The guidance is aimed at those responsible for data protection within public sector organisations.
Direct marketing is broad and covers all types of advertising or marketing that is directed at individuals. It involves any type of communication including emails, text messages, direct messaging on social media and more traditional methods such as phone calls and post. It includes commercial marketing (eg the promotion of products and services) as well as aims and ideals (eg fundraising and campaigning).
Any sector or type of organisation is capable of engaging in direct marketing. However the majority of messages that public authorities send to individuals are unlikely to constitute direct marketing.
Anthony Luhman, ICO Director, said:
“If you work in the public sector, the law doesn’t stop you from sending promotional messages when they are necessary for your task or functions. However there are times when the direct marketing rules will apply and we want to help the public sector get it right.
“Our new guidance will help you understand how to send promotional messages in compliance with the law.
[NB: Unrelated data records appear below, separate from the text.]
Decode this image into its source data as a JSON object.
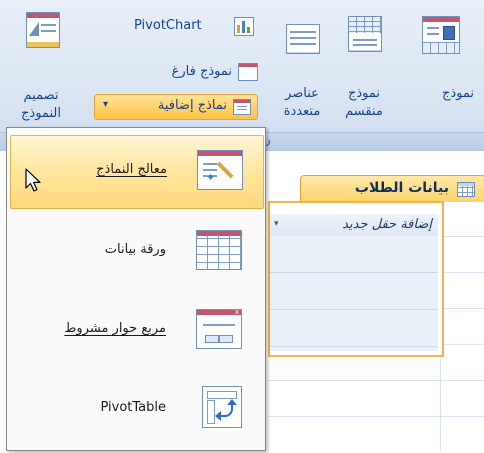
{
  "ribbon": {
    "pivotchart_label": "PivotChart",
    "blank_form_label": "نموذج فارغ",
    "more_forms_label": "نماذج إضافية",
    "more_forms_arrow": "▾",
    "form_design_label_1": "تصميم",
    "form_design_label_2": "النموذج",
    "multiple_items_label_1": "عناصر",
    "multiple_items_label_2": "متعددة",
    "split_form_label_1": "نموذج",
    "split_form_label_2": "منقسم",
    "form_label": "نموذج",
    "group_fragment": "ن"
  },
  "document": {
    "tab_title": "بيانات الطلاب",
    "add_field_header": "إضافة حقل جديد",
    "header_dropdown": "▾"
  },
  "menu": {
    "items": [
      {
        "label": "معالج النماذج",
        "icon": "form-wizard-icon",
        "state": "hover"
      },
      {
        "label": "ورقة بيانات",
        "icon": "datasheet-icon"
      },
      {
        "label": "مربع حوار مشروط",
        "icon": "modal-dialog-icon"
      },
      {
        "label": "PivotTable",
        "icon": "pivottable-icon"
      }
    ]
  },
  "colors": {
    "ribbon_bg": "#dbe6f4",
    "highlight": "#ffd97a",
    "form_accent": "#c2566a",
    "border_blue": "#6f8fbd",
    "tab_orange": "#f0b44a"
  }
}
Done properly the public should have trust and confidence in promotional messaging from the public sector.”
If a message is direct marketing, public authorities need to comply with the marketing rules in the Privacy and Electronic Communications Regulations (PECR) if they are using electronic communications (eg phone call, email, text message).
However, regardless of whether a promotional message is direct marketing or not, public authorities must still comply with the requirements of the UK GDPR.
Mr Luhman said:
“It’s important to be transparent about what you intend to do with people’s personal data including telling them about the types of messages you want to send.”
The UK GDPR also gives people a right to object and this may apply even if your promotional message is not direct marketing. The new guidance has more details on when this right may apply.